Donc pourquoi on ne le fait pas ? Question intéressante à laquelle je répondrais sans connaissance particulière, parce que la tradition philosophique n’est pas celle là. Que la rigueur c’est difficile. Que l’objectif était d’abord de parler religion, politique, société et art de vivre plutôt que de construire des modèles métaphysiques qui cherchent à représenter justement le réel. Je pense que Spinoza est une perle rare dans un océan de livres médiocres, que personne n’a seulement approché les sommets touchés par Spinoza et qu’il faudra bien du travail avant qu’un autre philosophe réalise un pareil exploit.

Il y a encore beaucoup de choses à dire mais je préfère attendre des réponses pour réagir plus précisément et ne pas écrire 15 pages que personne ne va lire.

PS: Vers la fin je pisse un peu sur les philosophes mais je ne nie pas l’intérêt et le génie d’autres philosophes qui n’ont pas construit de théorie.

Une forme géométrique permet de faire ce que je considère être la pureté absolue de la philosophie, une théorie.

Bon dans l’idée je suis plutôt conciliant avec ce que tu dis. Mais il faut quand même rappeler que le modèle de la géométrie à l’époque, c’était Euclide.
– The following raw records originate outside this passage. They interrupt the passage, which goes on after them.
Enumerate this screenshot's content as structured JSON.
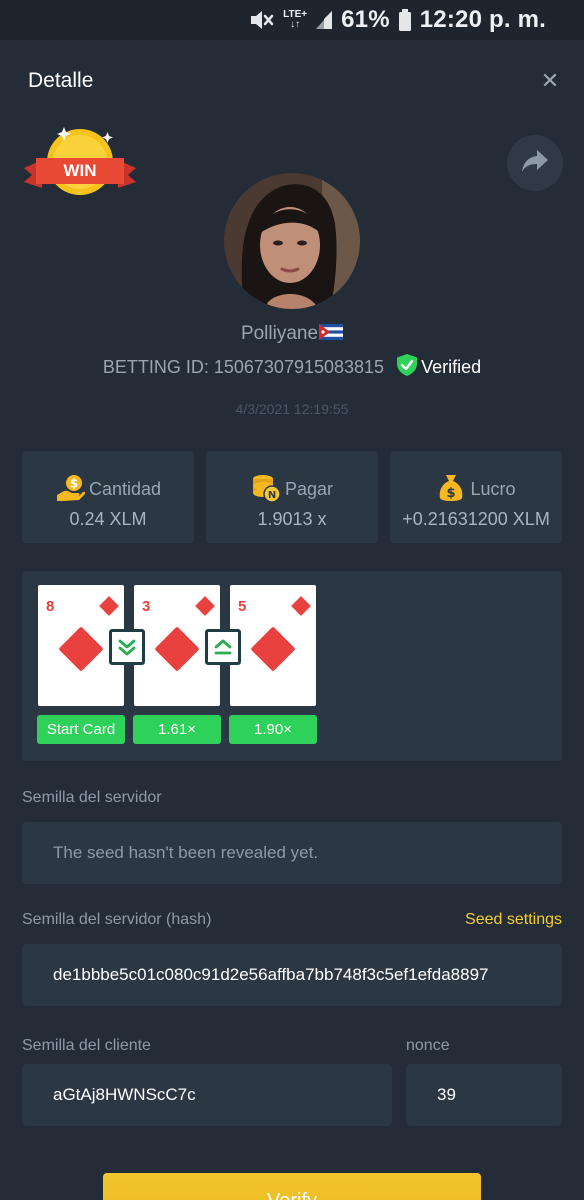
{
  "status_bar": {
    "network": "LTE+",
    "battery": "61%",
    "time": "12:20 p. m.",
    "icons": [
      "mute-icon",
      "signal-icon",
      "battery-icon"
    ]
  },
  "header": {
    "title": "Detalle",
    "close_icon": "close-icon"
  },
  "badge": {
    "label": "WIN"
  },
  "share_icon": "share-icon",
  "user": {
    "name": "Polliyane",
    "flag": "cuba-flag-icon",
    "betting_id": "BETTING ID: 15067307915083815",
    "verified_label": "Verified",
    "datetime": "4/3/2021 12:19:55"
  },
  "stats": [
    {
      "label": "Cantidad",
      "value": "0.24 XLM",
      "icon": "coin-hand-icon"
    },
    {
      "label": "Pagar",
      "value": "1.9013 x",
      "icon": "coin-stack-icon"
    },
    {
      "label": "Lucro",
      "value": "+0.21631200 XLM",
      "icon": "money-bag-icon"
    }
  ],
  "game": {
    "cards": [
      {
        "rank": "8",
        "suit": "diamonds",
        "multiplier": "Start Card"
      },
      {
        "rank": "3",
        "suit": "diamonds",
        "multiplier": "1.61×"
      },
      {
        "rank": "5",
        "suit": "diamonds",
        "multiplier": "1.90×"
      }
    ],
    "guesses": [
      "lower",
      "higher"
    ]
  },
  "server_seed": {
    "label": "Semilla del servidor",
    "value": "The seed hasn't been revealed yet."
  },
  "server_seed_hash": {
    "label": "Semilla del servidor (hash)",
    "link": "Seed settings",
    "value": "de1bbbe5c01c080c91d2e56affba7bb748f3c5ef1efda8897"
  },
  "client_seed": {
    "label": "Semilla del cliente",
    "value": "aGtAj8HWNScC7c"
  },
  "nonce": {
    "label": "nonce",
    "value": "39"
  },
  "verify_button": {
    "label": "Verify"
  },
  "colors": {
    "background": "#242d37",
    "panel": "#2c3744",
    "accent_yellow": "#f5cd32",
    "green": "#2ed15a",
    "card_red": "#e8413f"
  }
}
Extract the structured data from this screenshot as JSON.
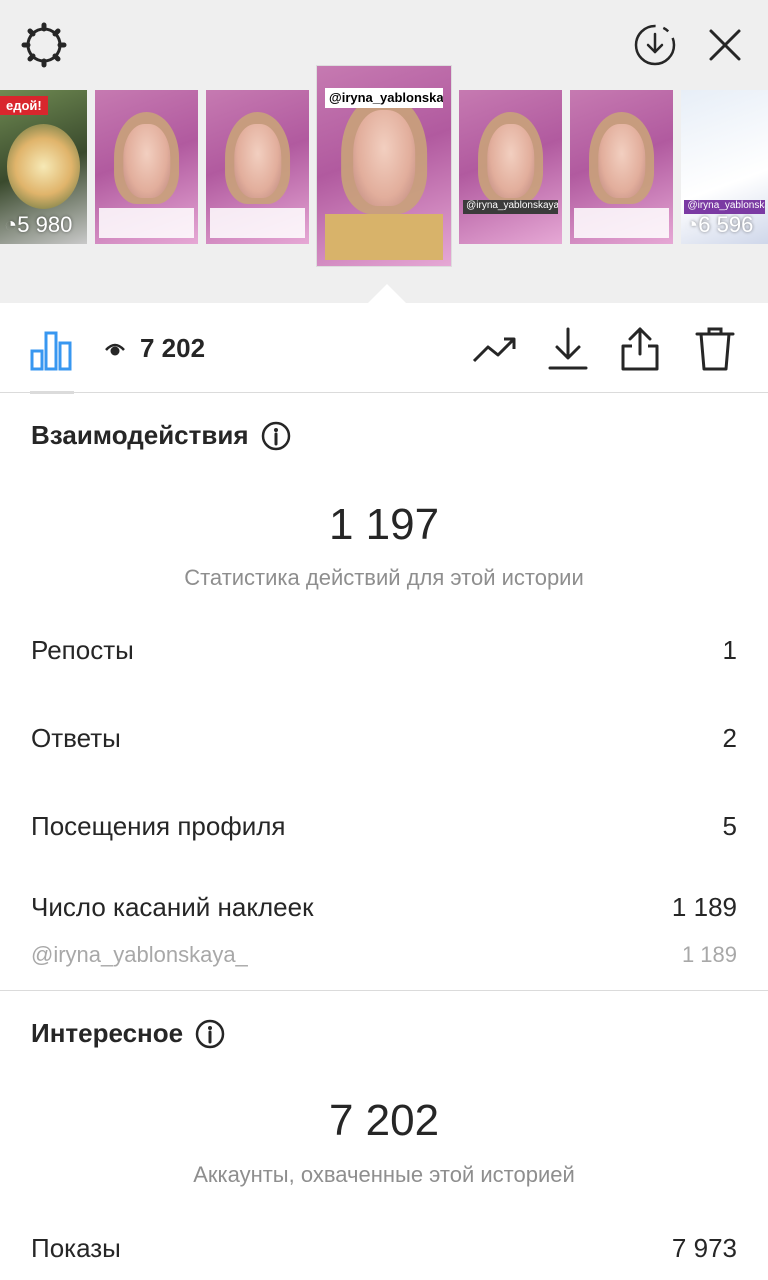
{
  "top": {
    "icons": [
      "gear-icon",
      "download-circle-icon",
      "close-icon"
    ]
  },
  "thumbnails": [
    {
      "kind": "food",
      "tag": "едой!",
      "views": "5 980"
    },
    {
      "kind": "person",
      "views": ""
    },
    {
      "kind": "person",
      "views": ""
    },
    {
      "kind": "person-active",
      "username": "@iryna_yablonskaya_"
    },
    {
      "kind": "person",
      "username": "@iryna_yablonskaya",
      "views": ""
    },
    {
      "kind": "person",
      "views": ""
    },
    {
      "kind": "doctors",
      "username": "@iryna_yablonskaya",
      "views": "6 596"
    }
  ],
  "toolbar": {
    "views": "7 202",
    "icons": [
      "bar-chart-icon",
      "eye-icon",
      "trend-icon",
      "download-icon",
      "share-icon",
      "trash-icon"
    ]
  },
  "interactions": {
    "title": "Взаимодействия",
    "total": "1 197",
    "subtitle": "Статистика действий для этой истории",
    "rows": [
      {
        "label": "Репосты",
        "value": "1"
      },
      {
        "label": "Ответы",
        "value": "2"
      },
      {
        "label": "Посещения профиля",
        "value": "5"
      },
      {
        "label": "Число касаний наклеек",
        "value": "1 189"
      }
    ],
    "sticker": {
      "label": "@iryna_yablonskaya_",
      "value": "1 189"
    }
  },
  "discovery": {
    "title": "Интересное",
    "total": "7 202",
    "subtitle": "Аккаунты, охваченные этой историей",
    "rows": [
      {
        "label": "Показы",
        "value": "7 973"
      }
    ]
  },
  "colors": {
    "accent": "#3897f0",
    "text": "#262626",
    "muted": "#8e8e8e",
    "topbar": "#efefef"
  }
}
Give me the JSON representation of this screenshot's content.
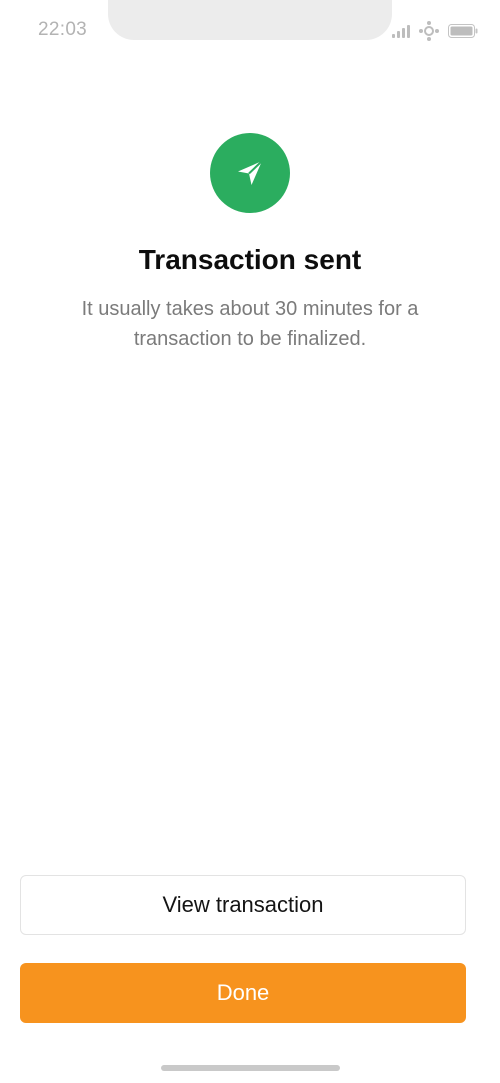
{
  "status_bar": {
    "time": "22:03",
    "icons": [
      "signal-icon",
      "wifi-icon",
      "battery-icon"
    ]
  },
  "screen": {
    "icon": "send-arrow-icon",
    "accent_color": "#2bad5f",
    "title": "Transaction sent",
    "subtitle": "It usually takes about 30 minutes for a transaction to be finalized."
  },
  "actions": {
    "view_transaction_label": "View transaction",
    "done_label": "Done",
    "done_color": "#f7931e"
  }
}
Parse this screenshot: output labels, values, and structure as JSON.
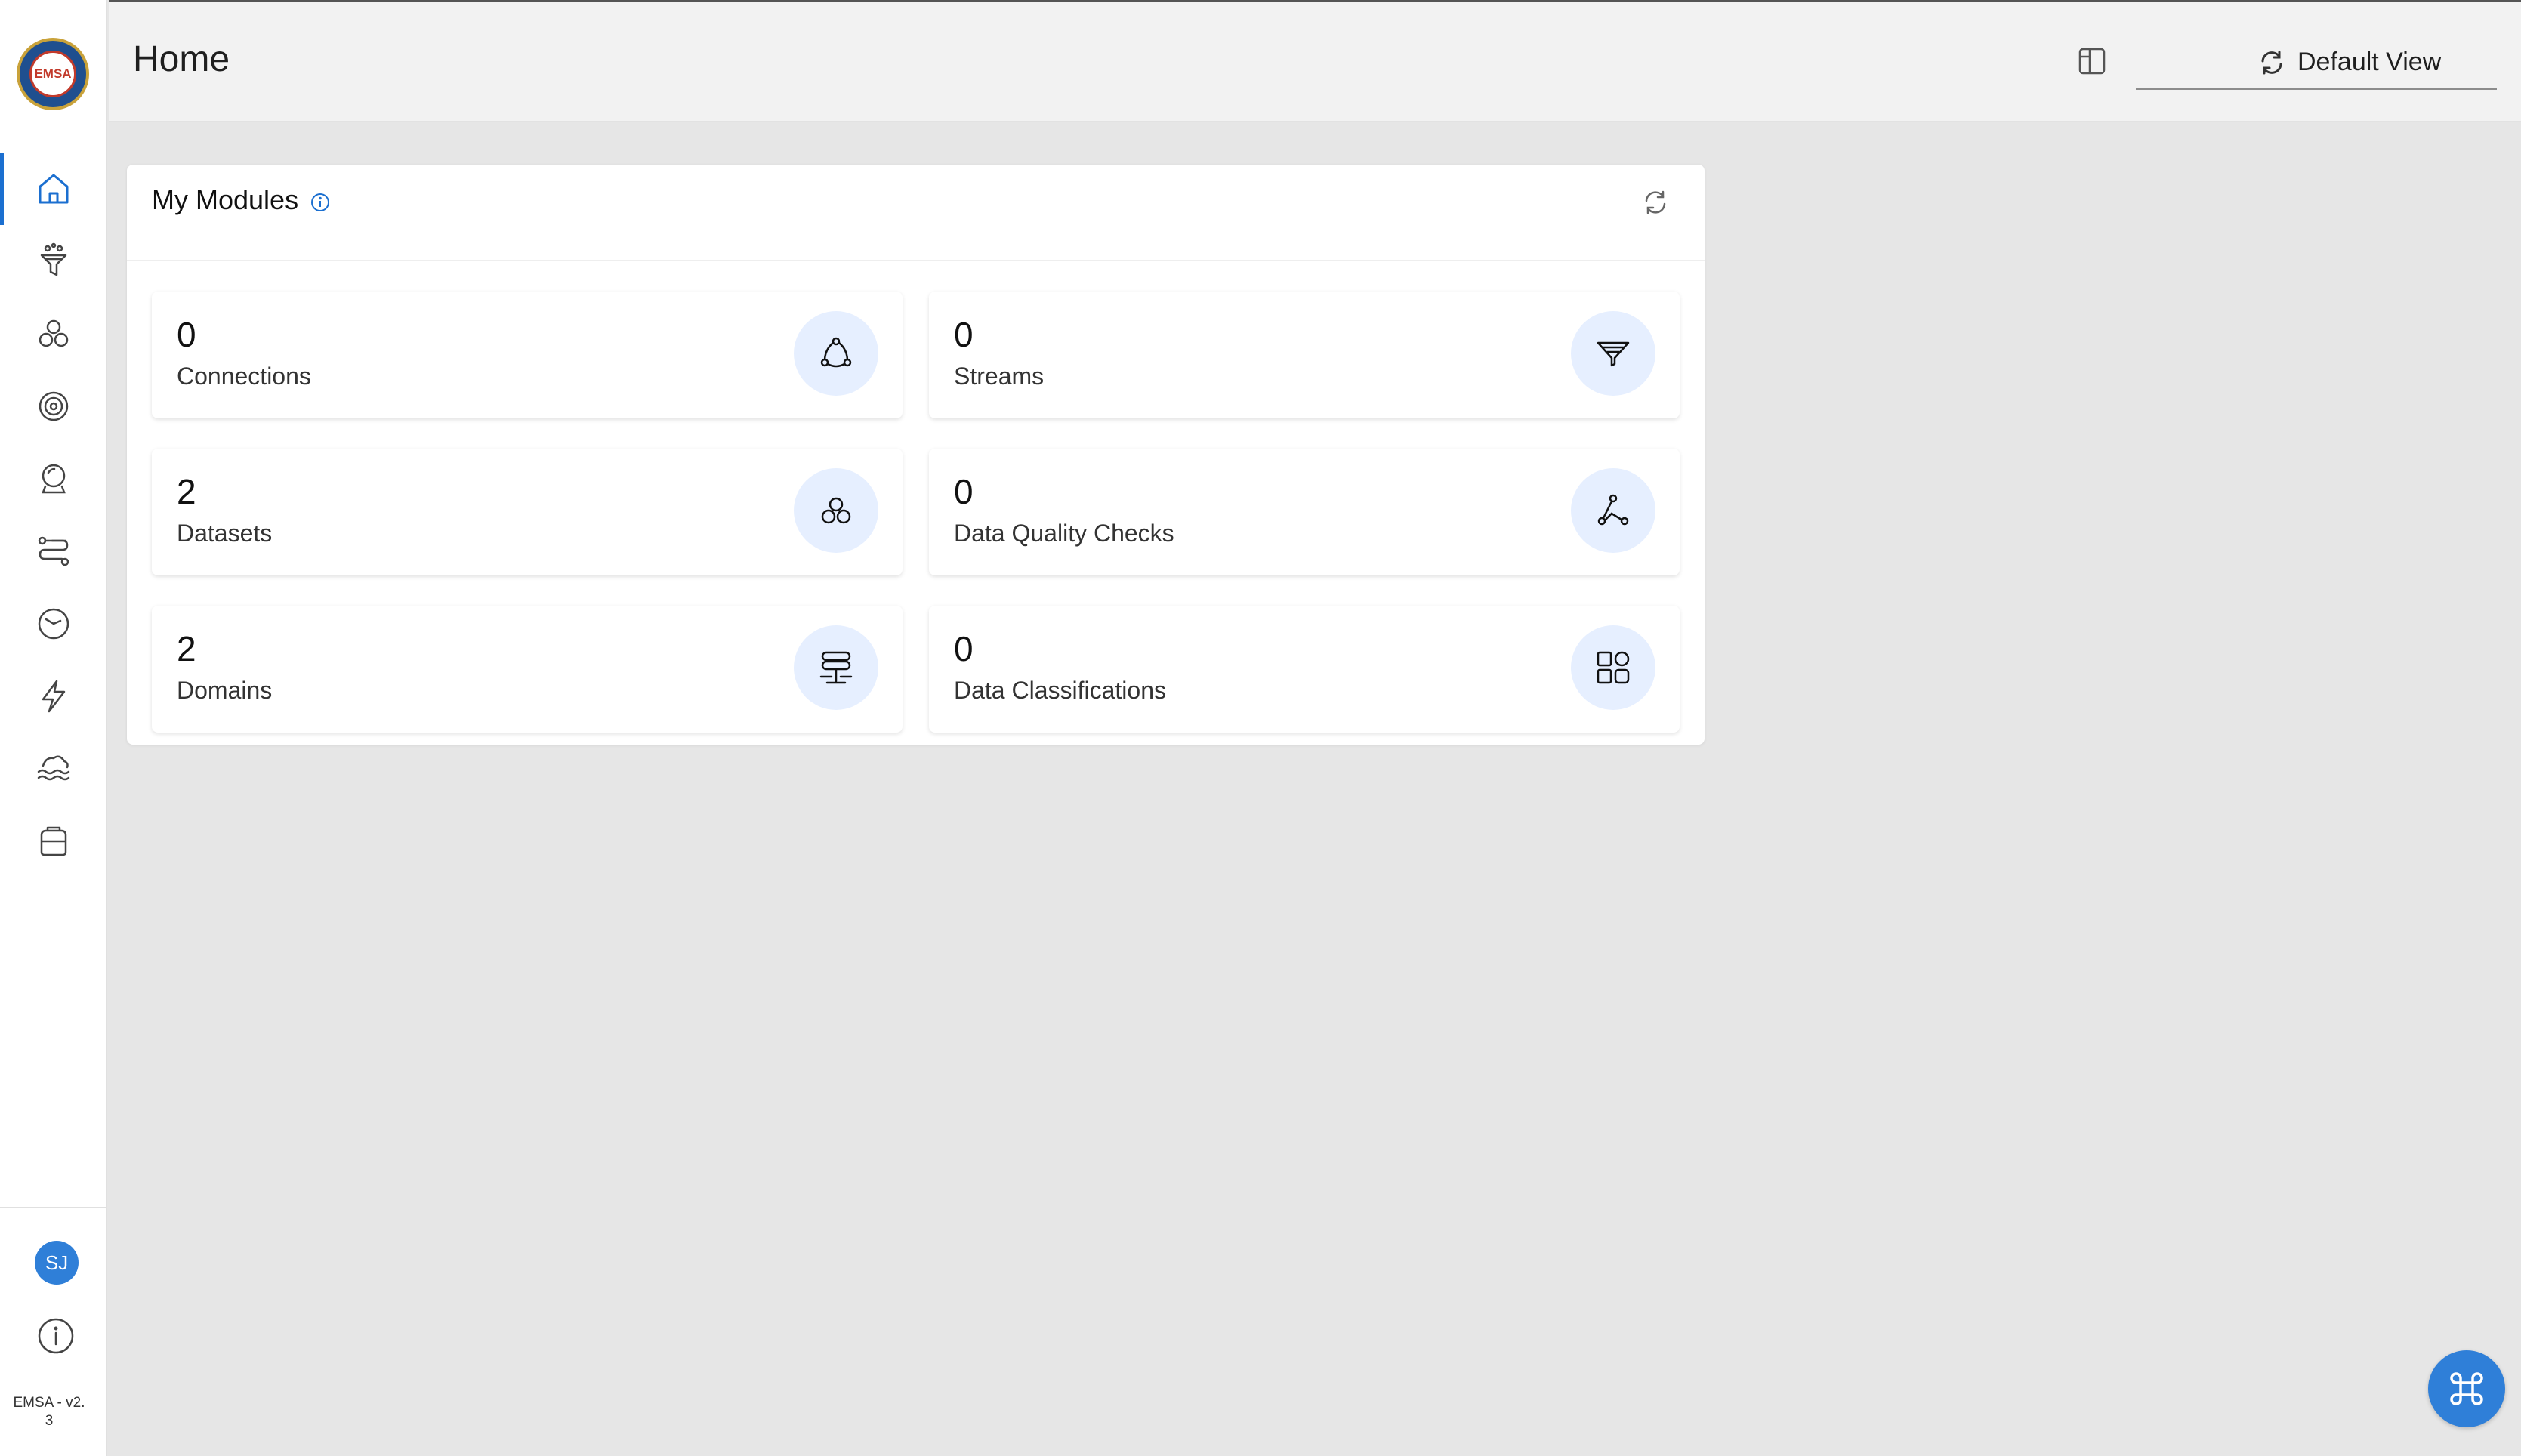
{
  "header": {
    "title": "Home",
    "view_label": "Default View"
  },
  "sidebar": {
    "logo_text": "EMSA",
    "items": [
      {
        "icon": "home-icon",
        "active": true
      },
      {
        "icon": "funnel-icon",
        "active": false
      },
      {
        "icon": "datasets-icon",
        "active": false
      },
      {
        "icon": "settings-gear-icon",
        "active": false
      },
      {
        "icon": "crystal-ball-icon",
        "active": false
      },
      {
        "icon": "pipeline-icon",
        "active": false
      },
      {
        "icon": "clock-icon",
        "active": false
      },
      {
        "icon": "lightning-icon",
        "active": false
      },
      {
        "icon": "data-lake-icon",
        "active": false
      },
      {
        "icon": "storage-icon",
        "active": false
      }
    ],
    "user_initials": "SJ",
    "version_line1": "EMSA - v2.",
    "version_line2": "3"
  },
  "modules": {
    "title": "My Modules",
    "tiles": [
      {
        "count": "0",
        "label": "Connections",
        "icon": "connections-icon"
      },
      {
        "count": "0",
        "label": "Streams",
        "icon": "streams-icon"
      },
      {
        "count": "2",
        "label": "Datasets",
        "icon": "datasets-icon"
      },
      {
        "count": "0",
        "label": "Data Quality Checks",
        "icon": "data-quality-icon"
      },
      {
        "count": "2",
        "label": "Domains",
        "icon": "domains-icon"
      },
      {
        "count": "0",
        "label": "Data Classifications",
        "icon": "data-classifications-icon"
      }
    ]
  },
  "colors": {
    "accent": "#1b6fd0",
    "avatar_bg": "#2f7fd8",
    "tile_icon_bg": "#e6efff",
    "page_bg": "#e6e6e6",
    "header_bg": "#f2f2f2"
  }
}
Et n’importe quel matheux qui lirait Euclide se jetterait par la fenêtre si on lui demandait de dire si c’est rigoureux ou non.

Dans les faits, la géométrie de ces siècles était imparfaite. Bâtir un modèle de pensée philosophique avec les mêmes méthodes donne donc quelque chose d’au mieux logiquement douteux.

Pour ce qui est de tes trois raisons :

  • Borner les arguments. C’est quelque chose qui est toujours possible même sans formalisme. Il suffit d’avoir des termes suffisamment circonscrits pour que cela se fasse. D’ailleurs la plupart des papiers de philo prennent le temps d’indiquer leurs thèses et la structuration logique (ça se fait dans l’introduction).
  • Forcer les lecteurs à accepter les prémisses. En fait, je crois que cet argument est un peu dangereux. Même en maths on n’a pas envie d’accepter de force. L’idée est de donner une argumentation suffisamment solide pour qu’elle soit vraisemblable, mais les philosophes n’ont pas plus envie que ça de forcer le lecteur. D’ailleurs les périodes de controverses sont très intéressantes aussi pour ça : les argumentaires sont très précisément attaqués de toutes parts et cela n’est pas forcément un affaiblissement de la connaissance mais plutôt un enrichissement en contre-exemple et aussi parfois de certitudes pour des choses qui ne "tombent" pas.
  • De l’absolue, de la vérification, de la construction. Ça c’est carrément utopique, quelque soit le formalisme. Pour des questions de langages principalement, mais aussi tout simplement du fait qu’humainement on peut pas éclaircir totalement tous les concepts.